Anchor protocol was originally designed to offer an interest rate of 3.6% but this was dialed up to 20% just a week before release to attract more investors, a core developer alleged in an interview with Korean media outlet JTBC.
“I did not know that this would go out with such a high-interest rate. Set to 20% just a week before the release,” said the employee, referred to only as Mr. B in the Korean-language report.
“I thought I was going to collapse from the beginning. (I designed it), but it collapsed 100%”
Mr. B said the platform was designed to only offer an interest rate of 3.6% and this was a key component of keeping the Terra ecosystem stable as it took into account the available funds in Anchor’s war chest.
Mr. B revealed however that a week before launch, the developers found out that the plans had been changed, giving investors access to a very high 20% interest for locking up their UST stablecoins in the Anchor Protocol instead.
The JTBC also claims it had obtained internal design documents made by Terraform Labs, which wrote about attracting investors with high-interest rates.
The developer said he attempted to take this issue up with Terra Luna founder Kwon Do-Hyung (Do Kwon) just ahead of the launch in April 2019.
“Just before the release, I suggested to CEO Kwon Do-Hyung that the interest rate should be lowered, but it was not accepted.”
Related: Law Decoded, May 30–June 6: Terra’s aftermath in China, Japan and South Korea
The dramatic fall of Terra (LUNA) and the algorithmic stablecoin UST has led to plans by the South Korean government to launch a new Digital Asset Committee in June, to serve as a watchdog over the country’s crypto industry responsible for policy preparation and supervision.
Do Kwon has been summoned to attend a parliamentary hearing on the matter in South Korea in mid-May.

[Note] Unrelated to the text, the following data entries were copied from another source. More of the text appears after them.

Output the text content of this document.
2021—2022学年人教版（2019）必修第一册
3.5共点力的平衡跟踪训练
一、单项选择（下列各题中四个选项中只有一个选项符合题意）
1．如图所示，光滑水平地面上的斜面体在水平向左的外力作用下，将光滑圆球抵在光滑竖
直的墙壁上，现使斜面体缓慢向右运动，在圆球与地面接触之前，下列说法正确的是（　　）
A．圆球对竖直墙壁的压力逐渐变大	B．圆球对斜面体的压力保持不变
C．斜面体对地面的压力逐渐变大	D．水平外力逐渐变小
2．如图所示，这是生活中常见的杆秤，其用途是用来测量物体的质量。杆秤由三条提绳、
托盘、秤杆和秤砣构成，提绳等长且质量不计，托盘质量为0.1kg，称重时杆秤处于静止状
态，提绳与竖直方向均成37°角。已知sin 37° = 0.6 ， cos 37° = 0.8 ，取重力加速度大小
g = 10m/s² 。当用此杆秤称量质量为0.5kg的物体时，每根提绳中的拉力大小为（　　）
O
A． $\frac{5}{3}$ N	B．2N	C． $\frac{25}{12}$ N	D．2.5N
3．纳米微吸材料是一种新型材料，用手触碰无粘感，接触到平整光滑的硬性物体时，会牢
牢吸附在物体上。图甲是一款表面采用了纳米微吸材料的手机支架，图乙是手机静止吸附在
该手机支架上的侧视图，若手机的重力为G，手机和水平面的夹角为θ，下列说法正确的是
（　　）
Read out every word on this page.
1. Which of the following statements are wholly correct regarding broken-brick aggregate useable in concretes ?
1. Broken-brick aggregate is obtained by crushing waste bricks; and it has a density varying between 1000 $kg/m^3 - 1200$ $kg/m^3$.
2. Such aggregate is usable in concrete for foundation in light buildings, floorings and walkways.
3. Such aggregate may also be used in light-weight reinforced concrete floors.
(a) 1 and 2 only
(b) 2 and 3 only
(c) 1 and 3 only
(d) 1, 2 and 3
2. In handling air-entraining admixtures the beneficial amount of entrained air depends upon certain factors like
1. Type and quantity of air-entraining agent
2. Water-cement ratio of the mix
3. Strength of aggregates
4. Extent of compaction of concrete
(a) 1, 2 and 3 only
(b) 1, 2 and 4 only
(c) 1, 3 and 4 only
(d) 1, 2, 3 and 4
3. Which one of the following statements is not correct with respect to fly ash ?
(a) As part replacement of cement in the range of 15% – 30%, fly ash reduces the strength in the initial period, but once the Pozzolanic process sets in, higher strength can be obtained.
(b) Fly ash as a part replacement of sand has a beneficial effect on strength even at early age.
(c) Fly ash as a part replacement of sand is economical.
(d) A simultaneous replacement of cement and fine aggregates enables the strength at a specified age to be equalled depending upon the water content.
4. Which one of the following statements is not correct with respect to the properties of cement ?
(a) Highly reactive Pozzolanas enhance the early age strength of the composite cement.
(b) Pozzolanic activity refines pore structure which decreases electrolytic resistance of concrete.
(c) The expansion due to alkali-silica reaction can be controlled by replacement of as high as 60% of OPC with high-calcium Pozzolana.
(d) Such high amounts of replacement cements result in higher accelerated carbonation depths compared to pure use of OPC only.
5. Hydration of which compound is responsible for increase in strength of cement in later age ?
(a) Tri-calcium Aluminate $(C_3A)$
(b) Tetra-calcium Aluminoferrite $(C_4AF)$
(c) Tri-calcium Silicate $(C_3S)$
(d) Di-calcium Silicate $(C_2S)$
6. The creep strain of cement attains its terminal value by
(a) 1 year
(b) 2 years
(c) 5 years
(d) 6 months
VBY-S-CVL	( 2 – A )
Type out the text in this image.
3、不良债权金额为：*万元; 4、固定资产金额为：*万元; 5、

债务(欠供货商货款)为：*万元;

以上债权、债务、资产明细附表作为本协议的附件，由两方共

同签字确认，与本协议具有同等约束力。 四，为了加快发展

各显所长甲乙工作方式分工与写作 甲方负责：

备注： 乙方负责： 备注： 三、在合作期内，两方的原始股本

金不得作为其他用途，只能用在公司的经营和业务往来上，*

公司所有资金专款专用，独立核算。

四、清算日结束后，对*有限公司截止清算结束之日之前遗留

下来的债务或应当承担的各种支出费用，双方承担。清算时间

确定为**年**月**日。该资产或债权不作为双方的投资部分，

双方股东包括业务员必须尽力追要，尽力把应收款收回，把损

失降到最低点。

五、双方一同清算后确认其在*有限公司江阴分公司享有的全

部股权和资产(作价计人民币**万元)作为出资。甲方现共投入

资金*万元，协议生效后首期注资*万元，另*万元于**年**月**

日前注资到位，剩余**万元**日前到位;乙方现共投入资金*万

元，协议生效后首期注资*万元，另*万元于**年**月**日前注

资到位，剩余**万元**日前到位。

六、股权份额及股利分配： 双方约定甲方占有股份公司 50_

He has also found himself in hot water after court documents revealed he dissolved Terraform Labs Korea just days before the LUNA crash.
In May, South Korean authorities also reportedly issuing subpoenas to employees of Terraform Labs, looking into whether there was intentional price manipulation and whether the tokens went through proper listing procedures.
Despite this, the Terra co-founder has managed to relaunch the collapsed network on May 28 with a new chain called Terra 2.0 (Pheonix-1), aimed at reviving the fallen Terra (LUNA) and TerraUSD (UST).